This newspaper takes its role of keeping our elected officials accountable very seriously.

We have been consistent in our calls for transparency in our councils and, judging by the feedback we get, there is much support for our position. It is quite simple, really - councillors were elected by voters and therefore the public has the right to know what they discuss.

At present there is a lot of debate about whether or not Hawke's Bay regional councillors should be required to make their email correspondence public. The Ombudsman, Leo Donnelly, is investigating some complaints that were made to him after regional councillors refused to release email correspondence upon request.

The first was a Local Government Official Information and Meetings Act (LGOIMA) request by former CHB mayor Peter Butler to regional councillor Tom Belford, asking the councillor for all correspondence he had with third parties, including Hawke's Bay Today, about the Ruataniwha dam between August 8 and 25 last year. Mr Belford refused, so Mr Butler complained to the Ombudsman.


Our reporter, Victoria White, also made an OIA request for correspondence between six anti-dam councillors on a number of issues relating to the dam. This request was also declined. We complained to the Ombudsman, who has yet to rule on both complaints.

I recently met Mr Donnelly, who asked me how I felt about my emails with Mr Belford being made public and also my views on the whole issue. I told him I had no problem with the correspondence being made public because Mr Belford was not providing me with information as a source of mine, but was writing a letter of complaint.

In a letter on this page, Mr Belford wrongly suggests that anyone wanting to come to me with private information better beware because I may decide to make it public. Mr Belford should know better than to even suggest this.

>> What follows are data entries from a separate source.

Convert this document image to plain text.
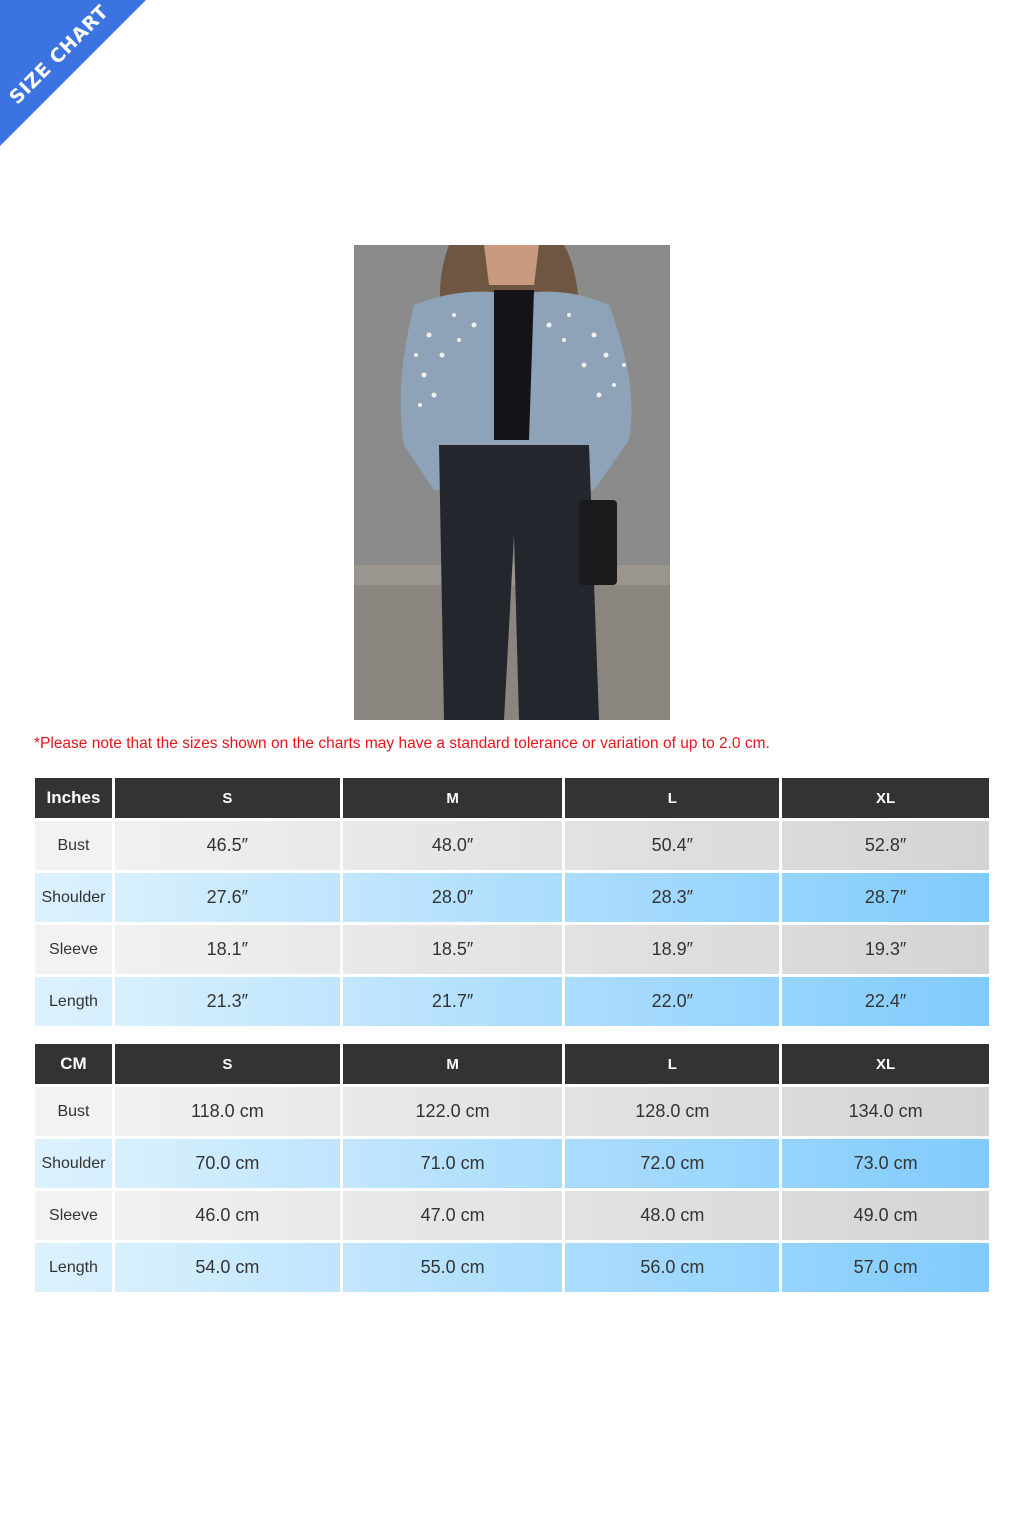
SIZE CHART
*Please note that the sizes shown on the charts may have a standard tolerance or variation of up to 2.0 cm.
Inches	S	M	L	XL
Bust	46.5″	48.0″	50.4″	52.8″
Shoulder	27.6″	28.0″	28.3″	28.7″
Sleeve	18.1″	18.5″	18.9″	19.3″
Length	21.3″	21.7″	22.0″	22.4″
CM	S	M	L	XL
Bust	118.0 cm	122.0 cm	128.0 cm	134.0 cm
Shoulder	70.0 cm	71.0 cm	72.0 cm	73.0 cm
Sleeve	46.0 cm	47.0 cm	48.0 cm	49.0 cm
Length	54.0 cm	55.0 cm	56.0 cm	57.0 cm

I want to be very clear about one thing - I would never reveal the identity of a source if they have come to me in confidence. Most journalists would be prepared to go to jail rather than reveal a source and I am no different.

However, a councillor and candidate for re-election complaining about something is entirely different.

The two Official Information Act requests that I have mentioned above are also quite different. Mr Butler's is for correspondence between Mr Belford and third parties, while Hawke's Bay Today's request is for correspondence between councillors.

Some emails in the first request may be from people who don't want their information made public but it is up to the Ombudsman to decide which of those emails can be released. Whatever he decides, Mr Belford needs to abide by that.

In the case of Mr Belford's correspondence with me, the Ombudsman decided that Mr Belford was writing in his capacity as a candidate for election to the council and not a councillor, so therefore he would not rule that they needed to be made public. While I accept the Ombudsman's decision, I do believe that it is a grey area.


Another point is that, while we firmly believe the public has the right to know what councillors discuss, as a newspaper we are also bound by our own journalistic code of ethics and the principles of the NZ Press Council. We would not publish anything that violates those principles.

In another letter on this page, first-term regional councillor Paul Bailey says he disagrees with me on the issue of information disclosure. He says Sec 7(2)(f)(i) of the LGOIMA is "quite clear".

He then goes on to quote part of it - "withholding is necessary to maintain the effective conduct of public affairs through the free and frank expression of opinions by, between or to members, officers or employees of a local authority in the course of their duty".

Unfortunately Mr Bailey has been selective in his quoting of the Act. The principle of Section 7 (1) is even clearer.

"Where this section applies, good reason for withholding official information exists, for the purpose of section 5, unless, in the circumstances of the particular case, the withholding of that information is outweighed by other considerations which render it desirable, in the public interest, to make that information available."

There is no doubt the Ruataniwha dam is in the public interest. It is public money being spent and if councillors are emailing each other before meetings to decide on a strategy then the public should have the right to know that.

It is now in the hands of the Ombudsman and if he decides that the councillors need to make public any email correspondence, let's just hope for the sake of transparency they comply.